On a two week trip to Niue in December, 2009 I caught a single male, small, blue butterfly from a flowering tree and was not quite sure what it was. On returning to Australia I discovered it was an undescribed species. I learnt, after reading up on a variety of published scientific papers on the Pacific, a very similar single female butterfly had been collected 30 years earlier. Two specimens in thirty years suggests that the species is possibly very rare.
And what's been the response so far?
The response to its discovery has been one of considerable surprise with everyone wondering how it could have been missed. John Tennent, an expert entomologist on Pacific island butterfies from the Natural History Museum, London, expressed the same feelings.
Because there are only a handful of plant and animal species which are unique to Niue this butterfly has particular importance to the people of the island. The Premier of Niue intends to make this species the national butterfly for the island, and to feature this insect on a special run of postal stamps.
And what about you, how do you feel about it all?
Naturally I was very surprised but also quietly thrilled to come across such an unexpected find on a small, very remote island with very few butterfly species recorded there so far.
What's your approach to collecting? How is it done?
I've been collecting for many years on numerous Pacific islands hoping to find new species but always realising the chances are very low. The material is collected using large butterfly nets. Several hours are spent each day just wandering around forest trails or along roadsides with flowering plants.
I have discovered many new species of butterflies and hawk moths over the years and published numerous scientific papers. I was elected a Fellow of the Royal Entomological Society of London in 1984 and, more importantly to me, have been a Research Associate of the Australian Museum’s Entomology Department since the 1980s.

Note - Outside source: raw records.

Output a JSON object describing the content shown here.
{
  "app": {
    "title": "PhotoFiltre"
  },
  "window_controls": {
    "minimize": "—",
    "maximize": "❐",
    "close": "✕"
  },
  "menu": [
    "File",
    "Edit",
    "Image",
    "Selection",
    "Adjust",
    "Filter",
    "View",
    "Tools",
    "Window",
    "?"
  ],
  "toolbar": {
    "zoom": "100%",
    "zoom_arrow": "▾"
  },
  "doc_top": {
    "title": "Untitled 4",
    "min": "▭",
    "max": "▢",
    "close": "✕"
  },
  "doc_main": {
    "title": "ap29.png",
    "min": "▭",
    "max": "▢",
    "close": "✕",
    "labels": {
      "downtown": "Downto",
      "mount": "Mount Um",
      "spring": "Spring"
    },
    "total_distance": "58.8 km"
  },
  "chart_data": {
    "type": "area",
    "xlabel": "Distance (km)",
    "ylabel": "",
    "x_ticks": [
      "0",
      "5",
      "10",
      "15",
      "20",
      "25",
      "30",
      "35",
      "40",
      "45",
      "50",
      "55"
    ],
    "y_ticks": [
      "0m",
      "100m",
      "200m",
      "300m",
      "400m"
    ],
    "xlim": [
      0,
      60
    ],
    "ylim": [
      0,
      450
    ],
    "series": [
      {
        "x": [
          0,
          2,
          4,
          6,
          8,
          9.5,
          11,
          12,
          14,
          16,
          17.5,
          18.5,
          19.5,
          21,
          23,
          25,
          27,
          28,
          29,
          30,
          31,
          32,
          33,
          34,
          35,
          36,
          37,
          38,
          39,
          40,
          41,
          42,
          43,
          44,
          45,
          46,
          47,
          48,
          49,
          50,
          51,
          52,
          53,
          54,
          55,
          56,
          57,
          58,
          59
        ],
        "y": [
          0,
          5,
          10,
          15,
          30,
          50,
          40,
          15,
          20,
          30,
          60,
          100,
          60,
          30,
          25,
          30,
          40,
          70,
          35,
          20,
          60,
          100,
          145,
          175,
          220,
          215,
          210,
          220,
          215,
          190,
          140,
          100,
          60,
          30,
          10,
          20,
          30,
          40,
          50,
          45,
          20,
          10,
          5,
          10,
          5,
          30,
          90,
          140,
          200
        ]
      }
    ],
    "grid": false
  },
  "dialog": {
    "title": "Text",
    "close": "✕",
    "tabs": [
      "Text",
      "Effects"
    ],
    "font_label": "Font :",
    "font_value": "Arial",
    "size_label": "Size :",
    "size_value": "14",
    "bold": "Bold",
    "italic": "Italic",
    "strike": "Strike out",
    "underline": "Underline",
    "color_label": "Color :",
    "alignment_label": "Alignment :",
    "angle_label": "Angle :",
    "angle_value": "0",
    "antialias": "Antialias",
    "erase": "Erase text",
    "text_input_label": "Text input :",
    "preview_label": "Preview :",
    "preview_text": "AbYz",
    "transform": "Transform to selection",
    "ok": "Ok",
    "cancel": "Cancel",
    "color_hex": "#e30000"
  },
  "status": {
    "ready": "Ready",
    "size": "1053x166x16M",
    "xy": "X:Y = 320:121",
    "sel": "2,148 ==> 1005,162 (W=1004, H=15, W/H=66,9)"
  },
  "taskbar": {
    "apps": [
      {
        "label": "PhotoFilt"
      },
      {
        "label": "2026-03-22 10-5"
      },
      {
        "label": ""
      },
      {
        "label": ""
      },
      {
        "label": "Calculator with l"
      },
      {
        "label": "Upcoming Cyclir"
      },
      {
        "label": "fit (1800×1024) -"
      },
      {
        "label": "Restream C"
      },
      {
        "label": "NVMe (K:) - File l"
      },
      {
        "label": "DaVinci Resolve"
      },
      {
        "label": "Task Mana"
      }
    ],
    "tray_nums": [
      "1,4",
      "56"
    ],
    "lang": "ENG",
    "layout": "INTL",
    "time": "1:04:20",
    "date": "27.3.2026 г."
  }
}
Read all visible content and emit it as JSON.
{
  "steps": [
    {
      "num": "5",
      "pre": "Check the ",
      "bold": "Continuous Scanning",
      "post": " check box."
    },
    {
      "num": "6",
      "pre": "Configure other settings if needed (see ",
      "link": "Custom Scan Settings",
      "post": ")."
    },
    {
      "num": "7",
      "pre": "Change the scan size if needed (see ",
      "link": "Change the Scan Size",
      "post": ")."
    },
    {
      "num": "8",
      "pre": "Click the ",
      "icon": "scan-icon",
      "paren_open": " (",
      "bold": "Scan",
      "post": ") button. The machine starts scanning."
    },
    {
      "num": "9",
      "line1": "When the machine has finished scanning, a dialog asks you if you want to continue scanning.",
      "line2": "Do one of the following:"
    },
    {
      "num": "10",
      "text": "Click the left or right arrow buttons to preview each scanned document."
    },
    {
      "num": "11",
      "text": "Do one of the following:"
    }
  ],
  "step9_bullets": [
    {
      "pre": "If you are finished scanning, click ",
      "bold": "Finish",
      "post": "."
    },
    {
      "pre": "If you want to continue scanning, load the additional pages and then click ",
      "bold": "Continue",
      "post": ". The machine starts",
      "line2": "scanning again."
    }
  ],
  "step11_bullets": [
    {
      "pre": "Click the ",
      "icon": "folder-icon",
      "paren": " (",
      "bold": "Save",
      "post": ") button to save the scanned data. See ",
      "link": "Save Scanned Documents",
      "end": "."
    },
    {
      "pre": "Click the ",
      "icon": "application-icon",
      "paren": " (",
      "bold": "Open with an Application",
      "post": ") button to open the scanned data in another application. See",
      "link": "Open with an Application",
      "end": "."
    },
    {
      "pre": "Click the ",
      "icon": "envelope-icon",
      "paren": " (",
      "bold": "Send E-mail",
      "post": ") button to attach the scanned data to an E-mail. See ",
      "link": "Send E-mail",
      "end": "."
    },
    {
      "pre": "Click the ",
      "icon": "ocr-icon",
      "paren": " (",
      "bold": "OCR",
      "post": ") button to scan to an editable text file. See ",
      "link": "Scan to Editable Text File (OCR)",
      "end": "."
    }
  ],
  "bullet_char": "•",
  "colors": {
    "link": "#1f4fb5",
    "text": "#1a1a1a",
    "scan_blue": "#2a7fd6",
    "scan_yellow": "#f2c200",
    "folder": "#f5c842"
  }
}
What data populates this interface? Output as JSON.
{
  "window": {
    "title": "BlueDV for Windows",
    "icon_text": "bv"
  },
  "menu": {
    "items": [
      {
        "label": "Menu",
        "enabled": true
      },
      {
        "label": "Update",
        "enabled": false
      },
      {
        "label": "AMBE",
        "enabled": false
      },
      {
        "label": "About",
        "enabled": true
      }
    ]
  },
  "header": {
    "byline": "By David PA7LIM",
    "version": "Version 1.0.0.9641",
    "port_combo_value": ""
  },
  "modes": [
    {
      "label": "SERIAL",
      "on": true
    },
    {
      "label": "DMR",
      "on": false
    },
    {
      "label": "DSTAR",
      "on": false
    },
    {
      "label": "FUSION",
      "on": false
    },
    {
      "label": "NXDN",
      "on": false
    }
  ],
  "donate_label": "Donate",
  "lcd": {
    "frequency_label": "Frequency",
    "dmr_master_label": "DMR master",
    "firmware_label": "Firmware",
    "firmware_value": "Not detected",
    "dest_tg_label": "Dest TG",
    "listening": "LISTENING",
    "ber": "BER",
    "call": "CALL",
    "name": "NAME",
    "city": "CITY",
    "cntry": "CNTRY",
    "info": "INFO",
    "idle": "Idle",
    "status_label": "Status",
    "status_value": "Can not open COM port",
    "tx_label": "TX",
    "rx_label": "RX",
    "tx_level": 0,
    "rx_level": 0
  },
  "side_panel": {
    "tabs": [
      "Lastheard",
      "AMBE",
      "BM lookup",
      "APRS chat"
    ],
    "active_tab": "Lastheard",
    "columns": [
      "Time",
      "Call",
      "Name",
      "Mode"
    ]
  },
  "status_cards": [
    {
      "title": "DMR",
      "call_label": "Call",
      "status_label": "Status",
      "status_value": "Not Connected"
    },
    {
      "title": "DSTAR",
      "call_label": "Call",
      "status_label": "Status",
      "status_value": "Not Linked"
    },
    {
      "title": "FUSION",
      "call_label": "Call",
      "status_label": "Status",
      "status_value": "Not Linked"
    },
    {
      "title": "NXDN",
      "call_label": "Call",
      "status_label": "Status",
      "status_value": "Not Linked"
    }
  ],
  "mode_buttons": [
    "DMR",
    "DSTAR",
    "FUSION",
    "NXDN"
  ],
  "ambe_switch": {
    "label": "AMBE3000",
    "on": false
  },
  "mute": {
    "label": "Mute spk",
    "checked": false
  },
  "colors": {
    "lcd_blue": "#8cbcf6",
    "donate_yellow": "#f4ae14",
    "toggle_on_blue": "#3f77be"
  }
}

What's next on your collecting agenda?
I'd like to return to Niue one more time to see if I can find the species in other areas of the island.
The Australian Museum is honoured to act as custodians for the type specimens of this rare butterfly on behalf of the people of Niue.
The Niue Blue is the only endemic butterfly species found on the remote Pacific island of Niue. It was described by Australian Museum Research Associate in 2012 from a pair of specimens, a male captured by Rob, and a female from the collections in the Bishop Museum, Hawaii.